As forças norte-americanas anunciaram ter lançado hoje novos ataques contra alvos da Guarda Revolucionária iraniana, em resposta a ações de Teerão contra navios no estreito de Ormuz e alvos militares dos Estados Unidos na região.
"Hoje, (…) as forças norte-americanas começaram a atacar alvos da Guarda Revolucionária Islâmica [IRGC] no Irão", informaram as Forças Armadas dos Estados Unidos (EUA) numa breve mensagem divulgada na rede social X.

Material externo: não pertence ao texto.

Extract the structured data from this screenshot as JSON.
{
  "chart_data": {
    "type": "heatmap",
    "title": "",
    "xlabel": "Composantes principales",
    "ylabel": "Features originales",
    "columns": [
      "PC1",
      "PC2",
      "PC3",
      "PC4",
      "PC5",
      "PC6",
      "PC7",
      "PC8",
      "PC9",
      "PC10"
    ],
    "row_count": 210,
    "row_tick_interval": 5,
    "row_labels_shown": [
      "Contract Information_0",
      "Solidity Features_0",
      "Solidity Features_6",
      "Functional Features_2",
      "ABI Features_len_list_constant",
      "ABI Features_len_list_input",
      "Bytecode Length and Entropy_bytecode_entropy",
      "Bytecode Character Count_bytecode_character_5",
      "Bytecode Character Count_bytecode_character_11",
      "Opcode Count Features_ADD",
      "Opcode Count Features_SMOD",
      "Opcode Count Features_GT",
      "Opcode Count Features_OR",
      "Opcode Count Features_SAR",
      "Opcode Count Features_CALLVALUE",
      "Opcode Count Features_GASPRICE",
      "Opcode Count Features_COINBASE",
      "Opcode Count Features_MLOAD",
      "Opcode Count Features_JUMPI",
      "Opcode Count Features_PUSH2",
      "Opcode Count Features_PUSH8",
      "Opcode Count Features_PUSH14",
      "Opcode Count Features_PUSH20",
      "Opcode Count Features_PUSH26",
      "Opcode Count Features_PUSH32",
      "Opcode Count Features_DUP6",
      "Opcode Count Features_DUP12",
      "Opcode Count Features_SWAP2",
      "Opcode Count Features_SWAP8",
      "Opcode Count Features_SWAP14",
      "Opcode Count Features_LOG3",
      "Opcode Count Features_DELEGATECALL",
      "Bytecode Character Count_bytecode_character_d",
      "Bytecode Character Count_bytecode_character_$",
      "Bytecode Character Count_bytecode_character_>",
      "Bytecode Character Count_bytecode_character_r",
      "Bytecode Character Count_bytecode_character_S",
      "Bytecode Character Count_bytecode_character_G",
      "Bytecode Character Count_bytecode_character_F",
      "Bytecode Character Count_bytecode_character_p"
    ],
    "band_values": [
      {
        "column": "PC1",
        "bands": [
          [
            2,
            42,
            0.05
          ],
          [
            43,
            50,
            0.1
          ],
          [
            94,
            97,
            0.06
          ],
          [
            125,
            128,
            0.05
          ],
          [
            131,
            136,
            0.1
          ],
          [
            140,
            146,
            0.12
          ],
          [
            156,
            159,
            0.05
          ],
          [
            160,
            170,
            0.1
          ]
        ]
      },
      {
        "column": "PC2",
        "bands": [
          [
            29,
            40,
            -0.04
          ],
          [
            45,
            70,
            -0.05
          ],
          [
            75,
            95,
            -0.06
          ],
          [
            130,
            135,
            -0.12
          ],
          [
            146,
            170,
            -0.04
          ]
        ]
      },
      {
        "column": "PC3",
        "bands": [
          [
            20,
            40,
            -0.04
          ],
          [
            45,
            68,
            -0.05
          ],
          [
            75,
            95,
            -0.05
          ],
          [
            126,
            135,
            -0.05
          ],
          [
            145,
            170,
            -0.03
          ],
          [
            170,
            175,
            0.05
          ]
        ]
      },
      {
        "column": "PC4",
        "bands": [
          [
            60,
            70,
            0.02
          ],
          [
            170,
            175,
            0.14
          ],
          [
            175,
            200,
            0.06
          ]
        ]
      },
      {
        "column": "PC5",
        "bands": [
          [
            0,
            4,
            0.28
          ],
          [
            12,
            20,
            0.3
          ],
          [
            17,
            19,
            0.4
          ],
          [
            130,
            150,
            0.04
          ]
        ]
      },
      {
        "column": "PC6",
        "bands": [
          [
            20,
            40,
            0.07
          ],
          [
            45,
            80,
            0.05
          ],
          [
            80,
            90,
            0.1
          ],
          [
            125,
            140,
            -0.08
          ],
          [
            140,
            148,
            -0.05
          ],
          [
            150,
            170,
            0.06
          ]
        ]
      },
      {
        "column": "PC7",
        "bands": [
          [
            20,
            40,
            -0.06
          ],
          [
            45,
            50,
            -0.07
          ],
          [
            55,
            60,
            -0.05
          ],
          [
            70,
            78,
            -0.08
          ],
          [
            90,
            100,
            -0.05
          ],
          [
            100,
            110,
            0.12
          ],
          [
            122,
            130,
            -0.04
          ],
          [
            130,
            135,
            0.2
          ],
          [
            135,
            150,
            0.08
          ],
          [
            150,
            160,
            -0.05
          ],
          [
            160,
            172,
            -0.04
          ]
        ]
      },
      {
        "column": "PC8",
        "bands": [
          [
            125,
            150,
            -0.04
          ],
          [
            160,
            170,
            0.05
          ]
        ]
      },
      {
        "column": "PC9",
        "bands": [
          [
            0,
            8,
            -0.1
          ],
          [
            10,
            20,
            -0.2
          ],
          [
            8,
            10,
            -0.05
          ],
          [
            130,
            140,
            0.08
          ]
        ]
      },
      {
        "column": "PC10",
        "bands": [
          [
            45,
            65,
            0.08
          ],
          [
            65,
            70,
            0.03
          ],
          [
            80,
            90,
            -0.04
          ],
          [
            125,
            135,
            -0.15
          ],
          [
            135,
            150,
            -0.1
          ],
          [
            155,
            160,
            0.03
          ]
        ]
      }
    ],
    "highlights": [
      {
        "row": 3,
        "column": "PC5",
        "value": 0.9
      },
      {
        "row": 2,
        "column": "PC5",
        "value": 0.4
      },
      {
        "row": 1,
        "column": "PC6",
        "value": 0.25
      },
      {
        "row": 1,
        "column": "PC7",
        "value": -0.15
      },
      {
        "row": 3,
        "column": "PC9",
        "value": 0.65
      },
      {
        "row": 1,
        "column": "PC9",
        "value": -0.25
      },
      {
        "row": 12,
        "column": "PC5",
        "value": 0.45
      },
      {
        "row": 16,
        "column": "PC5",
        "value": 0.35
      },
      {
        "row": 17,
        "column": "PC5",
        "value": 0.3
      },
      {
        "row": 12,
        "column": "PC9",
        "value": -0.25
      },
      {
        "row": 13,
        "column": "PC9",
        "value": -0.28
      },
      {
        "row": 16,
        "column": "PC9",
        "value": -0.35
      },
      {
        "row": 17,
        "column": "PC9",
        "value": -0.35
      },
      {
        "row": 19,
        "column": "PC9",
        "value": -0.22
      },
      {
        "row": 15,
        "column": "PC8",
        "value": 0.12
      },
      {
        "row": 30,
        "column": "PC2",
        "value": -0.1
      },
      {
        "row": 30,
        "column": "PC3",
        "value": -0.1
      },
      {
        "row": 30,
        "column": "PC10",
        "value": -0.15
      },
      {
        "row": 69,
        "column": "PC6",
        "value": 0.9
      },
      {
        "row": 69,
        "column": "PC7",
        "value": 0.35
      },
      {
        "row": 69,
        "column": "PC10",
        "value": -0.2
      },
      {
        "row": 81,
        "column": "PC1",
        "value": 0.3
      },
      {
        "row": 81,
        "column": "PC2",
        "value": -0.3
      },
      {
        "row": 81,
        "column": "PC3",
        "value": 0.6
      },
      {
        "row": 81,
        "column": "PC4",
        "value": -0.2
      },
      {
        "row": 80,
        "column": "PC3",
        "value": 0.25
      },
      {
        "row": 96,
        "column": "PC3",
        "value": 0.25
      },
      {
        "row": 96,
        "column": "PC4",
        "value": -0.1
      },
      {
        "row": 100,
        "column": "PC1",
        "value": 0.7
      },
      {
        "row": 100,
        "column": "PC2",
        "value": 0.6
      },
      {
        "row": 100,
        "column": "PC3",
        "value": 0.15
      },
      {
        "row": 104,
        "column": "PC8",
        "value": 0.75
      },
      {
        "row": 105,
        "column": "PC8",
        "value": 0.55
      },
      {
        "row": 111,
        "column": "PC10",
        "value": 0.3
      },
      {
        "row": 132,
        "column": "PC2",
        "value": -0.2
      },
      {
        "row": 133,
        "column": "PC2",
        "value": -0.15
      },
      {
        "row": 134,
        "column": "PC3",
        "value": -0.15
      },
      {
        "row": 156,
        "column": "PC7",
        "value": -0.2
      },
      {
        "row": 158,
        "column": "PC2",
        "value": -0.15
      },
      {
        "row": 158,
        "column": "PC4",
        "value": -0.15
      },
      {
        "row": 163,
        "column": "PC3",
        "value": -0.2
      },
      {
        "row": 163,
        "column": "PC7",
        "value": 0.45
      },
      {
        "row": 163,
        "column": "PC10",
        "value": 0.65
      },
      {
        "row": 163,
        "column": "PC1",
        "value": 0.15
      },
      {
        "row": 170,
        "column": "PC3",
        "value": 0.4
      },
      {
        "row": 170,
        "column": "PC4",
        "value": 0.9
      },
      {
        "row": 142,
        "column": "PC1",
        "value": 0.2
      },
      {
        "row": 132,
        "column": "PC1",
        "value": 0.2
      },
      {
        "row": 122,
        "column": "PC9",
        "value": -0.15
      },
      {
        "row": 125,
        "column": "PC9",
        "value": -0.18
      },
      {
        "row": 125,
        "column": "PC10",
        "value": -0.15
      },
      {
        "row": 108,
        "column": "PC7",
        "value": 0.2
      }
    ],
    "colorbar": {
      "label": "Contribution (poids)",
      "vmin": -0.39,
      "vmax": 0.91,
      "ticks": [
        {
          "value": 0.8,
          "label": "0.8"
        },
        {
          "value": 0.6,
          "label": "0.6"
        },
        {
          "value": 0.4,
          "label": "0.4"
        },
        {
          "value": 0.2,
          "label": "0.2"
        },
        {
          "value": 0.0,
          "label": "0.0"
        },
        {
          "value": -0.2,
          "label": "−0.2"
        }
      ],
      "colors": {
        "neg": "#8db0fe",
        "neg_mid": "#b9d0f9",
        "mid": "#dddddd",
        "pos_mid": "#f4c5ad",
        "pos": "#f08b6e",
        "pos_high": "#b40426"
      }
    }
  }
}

Segundo o comando militar norte-americano, a operação constitui uma resposta "aos recentes ataques da IRGC contra navios mercantes no estreito de Ormuz e contra militares norte-americanos destacados na região".
A televisão estatal iraniana noticiou entretanto que foram ouvidas várias explosões no sul do Irão, nomeadamente nas proximidades da cidade portuária de Bandar Abbas e da ilha de Qeshm, junto ao estreito de Ormuz.
Esta via marítima é estratégica para o comércio internacional de petróleo e gás, mas o tráfego diminuiu significativamente desde o início da guerra no Médio Oriente, em 28 de fevereiro.
Os novos bombardeamentos ocorrem dois dias depois de Washington ter realizado os primeiros ataques contra território iraniano em cerca de um mês, atingindo plataformas de lançamento na ilha de Larak, também situada no estreito de Ormuz.
Segundo as forças norte-americanas, os equipamentos atingidos estavam a ser preparados para lançar mísseis carregados com minas marítimas no estreito.
O Irão respondeu à operação com ataques de mísseis e drones contra alvos norte-americanos na Jordânia e nos Emirados Árabes Unidos, apesar de o Presidente iraniano, Masoud Pezeshkian, ter afirmado que Teerão não pretende prolongar a guerra.
O Presidente norte-americano, Donald Trump, prometeu responder às represálias iranianas, afirmando que Washington atacaria Teerão "em força", embora tenha dado indicações de que não pretende, para já, retomar uma operação militar em grande escala contra o país.
Paralelamente à pressão militar, o Governo norte-americano anunciou uma nova campanha de sanções destinada a enfraquecer economicamente o Irão e a aumentar os custos para países e empresas que mantenham relações comerciais com Teerão.